The apostle Paul dealt with this argument in his writings. In Romans, Paul speaks of the greatness of God’s grace. He said where our sin abounds, God’s grace abounds even more. He then continues with this statement: “What shall we say then? Must we continue to sin for grace to abound? Never ! How can we who are dead to sin still live there? (Romans 6:1,2).
Paul believed that the gospel not only changed our relationship with God, but that the gospel also changes us. The gospel not only takes away our sin, it begins to take away our desire to sin. When a person truly receives Christ, there is a change in his heart and desires. There should be a new desire to let go of old patterns of sinful behavior. A person who has truly met Jesus can no longer love his sin. True followers of Christ are no longer comfortable remaining in a state of sin.
One guy was asked if he had a problem with temptation. He replied, “Absolutely not. I am tempted. Is in. No problem!” It is a problem though. Our problem is not that we are tempted to sin or even that we sometimes succumb to temptation. Our real problem is when we no longer have a problem when we sin. It is a problem if we disobey God and feel neither conviction nor guilt. For followers of Christ, the Holy Spirit lives in them and He will not allow a true believer to enjoy a lifestyle The Spirit within us will not allow us to be at peace with a life of disobedience to God.
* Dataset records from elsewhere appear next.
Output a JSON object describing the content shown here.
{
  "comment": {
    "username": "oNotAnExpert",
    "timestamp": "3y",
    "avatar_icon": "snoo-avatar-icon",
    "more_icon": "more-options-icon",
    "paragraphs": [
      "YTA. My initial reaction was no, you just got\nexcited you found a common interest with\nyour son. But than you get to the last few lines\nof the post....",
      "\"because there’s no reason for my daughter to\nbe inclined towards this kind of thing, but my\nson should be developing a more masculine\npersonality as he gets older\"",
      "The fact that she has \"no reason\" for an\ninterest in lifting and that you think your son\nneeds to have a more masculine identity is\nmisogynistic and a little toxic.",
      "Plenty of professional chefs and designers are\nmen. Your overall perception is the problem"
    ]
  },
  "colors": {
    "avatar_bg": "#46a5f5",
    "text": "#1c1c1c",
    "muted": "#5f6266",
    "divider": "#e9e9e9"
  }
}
If you call yourself a follower of Christ and can drink yourself a fool without a problem, then you have a problem… with God. God has a problem with you. The same goes for pornography, sex outside marriage, lying, cheating, anger, etc. If you say you love God, but you have no problem loving and clinging to these things, then you have a problem with your spiritual life. The followers of Christ have been given a new heart with new desires and a new power to love and obey. The gospel is a free gift, but it is a life-changing gift. And it is an expensive gift – having cost Jesus his very life. Let us live for him as he died for us. And that’s the Word.